LONDON: S&P Global ‌said it would not make any knee-jerk sovereign rating cuts following the outbreak of war in the ​Middle East, but warned on Thursday that soaring oil and gas prices were putting a number of already cash-strapped countries at risk.

The firm’s top analysts said in a webinar that the conflict, which has involved US and Israeli strikes ‌against Iran and Iranian ‌strikes against Israel, ​US ‌bases ⁠and Gulf ​states, ⁠was now moving from a low- to moderate-risk scenario.

Most Gulf countries had enough fiscal buffers, however, to weather the crisis for a while, with more lowly rated Bahrain the only clear exception.

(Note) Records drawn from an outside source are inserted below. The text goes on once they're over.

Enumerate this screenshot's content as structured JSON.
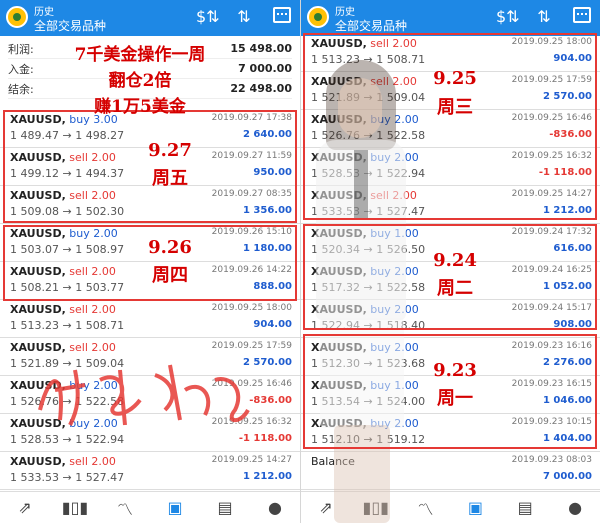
{
  "header": {
    "subtitle": "历史",
    "title": "全部交易品种"
  },
  "summary": [
    {
      "label": "利润:",
      "value": "15 498.00"
    },
    {
      "label": "入金:",
      "value": "7 000.00"
    },
    {
      "label": "结余:",
      "value": "22 498.00"
    }
  ],
  "annotations": {
    "headline1": "7千美金操作一周",
    "headline2": "翻仓2倍",
    "headline3": "赚1万5美金",
    "d927_date": "9.27",
    "d927_day": "周五",
    "d926_date": "9.26",
    "d926_day": "周四",
    "d925_date": "9.25",
    "d925_day": "周三",
    "d924_date": "9.24",
    "d924_day": "周二",
    "d923_date": "9.23",
    "d923_day": "周一"
  },
  "left_trades": [
    {
      "symbol": "XAUUSD,",
      "side": "buy 3.00",
      "type": "buy",
      "time": "2019.09.27 17:38",
      "prices": "1 489.47 → 1 498.27",
      "profit": "2 640.00",
      "sign": "pos"
    },
    {
      "symbol": "XAUUSD,",
      "side": "sell 2.00",
      "type": "sell",
      "time": "2019.09.27 11:59",
      "prices": "1 499.12 → 1 494.37",
      "profit": "950.00",
      "sign": "pos"
    },
    {
      "symbol": "XAUUSD,",
      "side": "sell 2.00",
      "type": "sell",
      "time": "2019.09.27 08:35",
      "prices": "1 509.08 → 1 502.30",
      "profit": "1 356.00",
      "sign": "pos"
    },
    {
      "symbol": "XAUUSD,",
      "side": "buy 2.00",
      "type": "buy",
      "time": "2019.09.26 15:10",
      "prices": "1 503.07 → 1 508.97",
      "profit": "1 180.00",
      "sign": "pos"
    },
    {
      "symbol": "XAUUSD,",
      "side": "sell 2.00",
      "type": "sell",
      "time": "2019.09.26 14:22",
      "prices": "1 508.21 → 1 503.77",
      "profit": "888.00",
      "sign": "pos"
    },
    {
      "symbol": "XAUUSD,",
      "side": "sell 2.00",
      "type": "sell",
      "time": "2019.09.25 18:00",
      "prices": "1 513.23 → 1 508.71",
      "profit": "904.00",
      "sign": "pos"
    },
    {
      "symbol": "XAUUSD,",
      "side": "sell 2.00",
      "type": "sell",
      "time": "2019.09.25 17:59",
      "prices": "1 521.89 → 1 509.04",
      "profit": "2 570.00",
      "sign": "pos"
    },
    {
      "symbol": "XAUUSD,",
      "side": "buy 2.00",
      "type": "buy",
      "time": "2019.09.25 16:46",
      "prices": "1 526.76 → 1 522.58",
      "profit": "-836.00",
      "sign": "neg"
    },
    {
      "symbol": "XAUUSD,",
      "side": "buy 2.00",
      "type": "buy",
      "time": "2019.09.25 16:32",
      "prices": "1 528.53 → 1 522.94",
      "profit": "-1 118.00",
      "sign": "neg"
    },
    {
      "symbol": "XAUUSD,",
      "side": "sell 2.00",
      "type": "sell",
      "time": "2019.09.25 14:27",
      "prices": "1 533.53 → 1 527.47",
      "profit": "1 212.00",
      "sign": "pos"
    }
  ],
  "right_trades": [
    {
      "symbol": "XAUUSD,",
      "side": "sell 2.00",
      "type": "sell",
      "time": "2019.09.25 18:00",
      "prices": "1 513.23 → 1 508.71",
      "profit": "904.00",
      "sign": "pos"
    },
    {
      "symbol": "XAUUSD,",
      "side": "sell 2.00",
      "type": "sell",
      "time": "2019.09.25 17:59",
      "prices": "1 521.89 → 1 509.04",
      "profit": "2 570.00",
      "sign": "pos"
    },
    {
      "symbol": "XAUUSD,",
      "side": "buy 2.00",
      "type": "buy",
      "time": "2019.09.25 16:46",
      "prices": "1 526.76 → 1 522.58",
      "profit": "-836.00",
      "sign": "neg"
    },
    {
      "symbol": "XAUUSD,",
      "side": "buy 2.00",
      "type": "buy",
      "time": "2019.09.25 16:32",
      "prices": "1 528.53 → 1 522.94",
      "profit": "-1 118.00",
      "sign": "neg"
    },
    {
      "symbol": "XAUUSD,",
      "side": "sell 2.00",
      "type": "sell",
      "time": "2019.09.25 14:27",
      "prices": "1 533.53 → 1 527.47",
      "profit": "1 212.00",
      "sign": "pos"
    },
    {
      "symbol": "XAUUSD,",
      "side": "buy 1.00",
      "type": "buy",
      "time": "2019.09.24 17:32",
      "prices": "1 520.34 → 1 526.50",
      "profit": "616.00",
      "sign": "pos"
    },
    {
      "symbol": "XAUUSD,",
      "side": "buy 2.00",
      "type": "buy",
      "time": "2019.09.24 16:25",
      "prices": "1 517.32 → 1 522.58",
      "profit": "1 052.00",
      "sign": "pos"
    },
    {
      "symbol": "XAUUSD,",
      "side": "buy 2.00",
      "type": "buy",
      "time": "2019.09.24 15:17",
      "prices": "1 522.94 → 1 518.40",
      "profit": "908.00",
      "sign": "pos"
    },
    {
      "symbol": "XAUUSD,",
      "side": "buy 2.00",
      "type": "buy",
      "time": "2019.09.23 16:16",
      "prices": "1 512.30 → 1 523.68",
      "profit": "2 276.00",
      "sign": "pos"
    },
    {
      "symbol": "XAUUSD,",
      "side": "buy 1.00",
      "type": "buy",
      "time": "2019.09.23 16:15",
      "prices": "1 513.54 → 1 524.00",
      "profit": "1 046.00",
      "sign": "pos"
    },
    {
      "symbol": "XAUUSD,",
      "side": "buy 2.00",
      "type": "buy",
      "time": "2019.09.23 10:15",
      "prices": "1 512.10 → 1 519.12",
      "profit": "1 404.00",
      "sign": "pos"
    }
  ],
  "balance": {
    "label": "Balance",
    "time": "2019.09.23 08:03",
    "value": "7 000.00"
  },
  "icons": {
    "currency": "dollar-exchange-icon",
    "sort": "sort-arrows-icon",
    "calendar": "calendar-icon",
    "nav": [
      "quotes-icon",
      "chart-icon",
      "trade-icon",
      "history-icon",
      "news-icon",
      "messages-icon"
    ]
  },
  "colors": {
    "header": "#1e88e5",
    "buy": "#1e5ccf",
    "sell": "#e53935",
    "annotation": "#d50000"
  }
}
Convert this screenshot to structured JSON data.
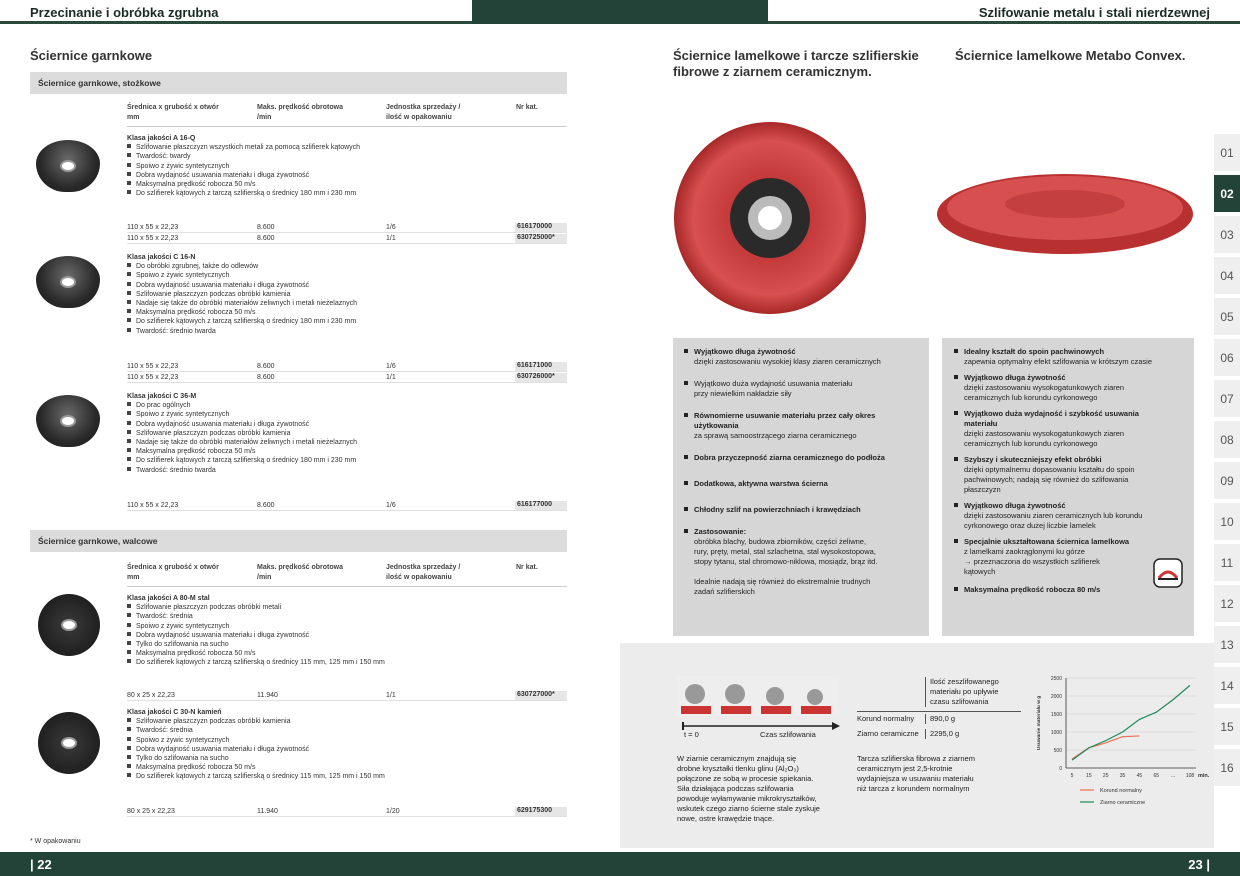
{
  "header": {
    "left": "Przecinanie i obróbka zgrubna",
    "right": "Szlifowanie metalu i stali nierdzewnej"
  },
  "footer": {
    "left": "| 22",
    "right": "23 |"
  },
  "tabs": [
    "01",
    "02",
    "03",
    "04",
    "05",
    "06",
    "07",
    "08",
    "09",
    "10",
    "11",
    "12",
    "13",
    "14",
    "15",
    "16"
  ],
  "active_tab": "02",
  "left": {
    "title": "Ściernice garnkowe",
    "band1": "Ściernice garnkowe, stożkowe",
    "band2": "Ściernice garnkowe, walcowe",
    "cols": [
      "Średnica x grubość x otwór mm",
      "Maks. prędkość obrotowa /min",
      "Jednostka sprzedaży / ilość w opakowaniu",
      "Nr kat."
    ],
    "cols_l1": [
      "Średnica x grubość x otwór",
      "Maks. prędkość obrotowa",
      "Jednostka sprzedaży /",
      "Nr kat."
    ],
    "cols_l2": [
      "mm",
      "/min",
      "ilość w opakowaniu",
      ""
    ],
    "products": [
      {
        "name": "Klasa jakości A 16-Q",
        "lines": [
          "Szlifowanie płaszczyzn wszystkich metali za pomocą szlifierek kątowych",
          "Twardość: twardy",
          "Spoiwo z żywic syntetycznych",
          "Dobra wydajność usuwania materiału i długa żywotność",
          "Maksymalna prędkość robocza 50 m/s",
          "Do szlifierek kątowych z tarczą szlifierską o średnicy 180 mm i 230 mm"
        ],
        "rows": [
          [
            "110 x 55 x 22,23",
            "8.600",
            "1/6",
            "616170000"
          ],
          [
            "110 x 55 x 22,23",
            "8.600",
            "1/1",
            "630725000*"
          ]
        ]
      },
      {
        "name": "Klasa jakości C 16-N",
        "lines": [
          "Do obróbki zgrubnej, także do odlewów",
          "Spoiwo z żywic syntetycznych",
          "Dobra wydajność usuwania materiału i długa żywotność",
          "Szlifowanie płaszczyzn podczas obróbki kamienia",
          "Nadaje się także do obróbki materiałów żeliwnych i metali nieżelaznych",
          "Maksymalna prędkość robocza 50 m/s",
          "Do szlifierek kątowych z tarczą szlifierską o średnicy 180 mm i 230 mm",
          "Twardość: średnio twarda"
        ],
        "rows": [
          [
            "110 x 55 x 22,23",
            "8.600",
            "1/6",
            "616171000"
          ],
          [
            "110 x 55 x 22,23",
            "8.600",
            "1/1",
            "630726000*"
          ]
        ]
      },
      {
        "name": "Klasa jakości C 36-M",
        "lines": [
          "Do prac ogólnych",
          "Spoiwo z żywic syntetycznych",
          "Dobra wydajność usuwania materiału i długa żywotność",
          "Szlifowanie płaszczyzn podczas obróbki kamienia",
          "Nadaje się także do obróbki materiałów żeliwnych i metali nieżelaznych",
          "Maksymalna prędkość robocza 50 m/s",
          "Do szlifierek kątowych z tarczą szlifierską o średnicy 180 mm i 230 mm",
          "Twardość: średnio twarda"
        ],
        "rows": [
          [
            "110 x 55 x 22,23",
            "8.600",
            "1/6",
            "616177000"
          ]
        ]
      },
      {
        "name": "Klasa jakości A 80-M stal",
        "lines": [
          "Szlifowanie płaszczyzn podczas obróbki metali",
          "Twardość: średnia",
          "Spoiwo z żywic syntetycznych",
          "Dobra wydajność usuwania materiału i długa żywotność",
          "Tylko do szlifowania na sucho",
          "Maksymalna prędkość robocza 50 m/s",
          "Do szlifierek kątowych z tarczą szlifierską o średnicy 115 mm, 125 mm i 150 mm"
        ],
        "rows": [
          [
            "80 x 25 x 22,23",
            "11.940",
            "1/1",
            "630727000*"
          ]
        ]
      },
      {
        "name": "Klasa jakości C 30-N kamień",
        "lines": [
          "Szlifowanie płaszczyzn podczas obróbki kamienia",
          "Twardość: średnia",
          "Spoiwo z żywic syntetycznych",
          "Dobra wydajność usuwania materiału i długa żywotność",
          "Tylko do szlifowania na sucho",
          "Maksymalna prędkość robocza 50 m/s",
          "Do szlifierek kątowych z tarczą szlifierską o średnicy 115 mm, 125 mm i 150 mm"
        ],
        "rows": [
          [
            "80 x 25 x 22,23",
            "11.940",
            "1/20",
            "629175300"
          ]
        ]
      }
    ],
    "footnote": "* W opakowaniu"
  },
  "mid": {
    "title_l1": "Ściernice lamelkowe i tarcze szlifierskie",
    "title_l2": "fibrowe z ziarnem ceramicznym.",
    "features": [
      {
        "b": "Wyjątkowo długa żywotność",
        "t": [
          "dzięki zastosowaniu wysokiej klasy ziaren ceramicznych"
        ]
      },
      {
        "b": "",
        "t": [
          "Wyjątkowo duża wydajność usuwania materiału",
          "przy niewielkim nakładzie siły"
        ]
      },
      {
        "b": "Równomierne usuwanie materiału przez cały okres użytkowania",
        "t": [
          "za sprawą samoostrzącego ziarna ceramicznego"
        ]
      },
      {
        "b": "Dobra przyczepność ziarna ceramicznego do podłoża",
        "t": []
      },
      {
        "b": "Dodatkowa, aktywna warstwa ścierna",
        "t": []
      },
      {
        "b": "Chłodny szlif na powierzchniach i krawędziach",
        "t": []
      },
      {
        "b": "Zastosowanie:",
        "t": [
          "obróbka blachy, budowa zbiorników, części żeliwne,",
          "rury, pręty, metal, stal szlachetna, stal wysokostopowa,",
          "stopy tytanu, stal chromowo-niklowa, mosiądz, brąz itd."
        ]
      }
    ],
    "extra": [
      "Idealnie nadają się również do ekstremalnie trudnych",
      "zadań szlifierskich"
    ]
  },
  "right": {
    "title": "Ściernice lamelkowe Metabo Convex.",
    "features": [
      {
        "b": [
          "Idealny kształt do spoin pachwinowych"
        ],
        "t": [
          "zapewnia optymalny efekt szlifowania w krótszym czasie"
        ]
      },
      {
        "b": [
          "Wyjątkowo długa żywotność"
        ],
        "t": [
          "dzięki zastosowaniu wysokogatunkowych ziaren",
          "ceramicznych lub korundu cyrkonowego"
        ]
      },
      {
        "b": [
          "Wyjątkowo duża wydajność i szybkość usuwania",
          "materiału"
        ],
        "t": [
          "dzięki zastosowaniu wysokogatunkowych ziaren",
          "ceramicznych lub korundu cyrkonowego"
        ]
      },
      {
        "b": [
          "Szybszy i skuteczniejszy efekt obróbki"
        ],
        "t": [
          "dzięki optymalnemu dopasowaniu kształtu do spoin",
          "pachwinowych; nadają się również do szlifowania",
          "płaszczyzn"
        ]
      },
      {
        "b": [
          "Wyjątkowo długa żywotność"
        ],
        "t": [
          "dzięki zastosowaniu ziaren ceramicznych lub korundu",
          "cyrkonowego oraz dużej liczbie lamelek"
        ]
      },
      {
        "b": [
          "Specjalnie ukształtowana ściernica lamelkowa"
        ],
        "t": [
          "z lamelkami zaokrąglonymi ku górze",
          "→ przeznaczona do wszystkich szlifierek",
          "kątowych"
        ]
      },
      {
        "b": [
          "Maksymalna prędkość robocza 80 m/s"
        ],
        "t": []
      }
    ]
  },
  "info": {
    "timeline_l": "t = 0",
    "timeline_r": "Czas szlifowania",
    "desc": [
      "W ziarnie ceramicznym znajdują się",
      "drobne kryształki tlenku glinu (Al₂O₃)",
      "połączone ze sobą w procesie spiekania.",
      "Siła działająca podczas szlifowania",
      "powoduje wyłamywanie mikrokryształków,",
      "wskutek czego ziarno ścierne stale zyskuje",
      "nowe, ostre krawędzie tnące."
    ],
    "table_head": [
      "Ilość zeszlifowanego",
      "materiału po upływie",
      "czasu szlifowania"
    ],
    "table_rows": [
      [
        "Korund normalny",
        "890,0 g"
      ],
      [
        "Ziarno ceramiczne",
        "2295,0 g"
      ]
    ],
    "desc2": [
      "Tarcza szlifierska fibrowa z ziarnem",
      "ceramicznym jest 2,5-krotnie",
      "wydajniejsza w usuwaniu materiału",
      "niż tarcza z korundem normalnym"
    ]
  },
  "chart_data": {
    "type": "line",
    "x": [
      "5",
      "15",
      "25",
      "35",
      "45",
      "65",
      "...",
      "108"
    ],
    "xlabel": "min.",
    "ylabel": "Usuwanie materiału w g",
    "yticks": [
      "0",
      "500",
      "1000",
      "1500",
      "2000",
      "2500"
    ],
    "ylim": [
      0,
      2500
    ],
    "series": [
      {
        "name": "Korund normalny",
        "color": "#f07050",
        "values": [
          250,
          560,
          700,
          870,
          890
        ]
      },
      {
        "name": "Ziarno ceramiczne",
        "color": "#1e8a5a",
        "values": [
          220,
          560,
          760,
          1000,
          1350,
          1550,
          1900,
          2295
        ]
      }
    ]
  }
}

Qatar’s banking sector could ⁠also struggle if there were significant ‌deposit outflows in ‌reaction to the conflict, although there ​was no evidence ‌of such strains at the moment, they ‌said.

“We don’t want to jump the gun and just say things are bad,” S&P’s head global sovereign analyst, Roberto Sifon-Arevalo, said.

The longer the crisis ‌was prolonged, though, “the more difficult it is going to be,” he ⁠added.

Sifon-Arevalo ⁠said Asia was the second-most exposed region, due to many of its countries being significant Gulf oil and gas importers.

India, Thailand and Indonesia have relatively lower reserves of oil, while the region also had already heavily indebted countries such as Pakistan, Bangladesh and Sri Lanka whose finances would be further hurt by rising energy prices.

“We ​are closely monitoring ​these (countries) to see how the credit stories evolve,” Sifon-Arevalo said.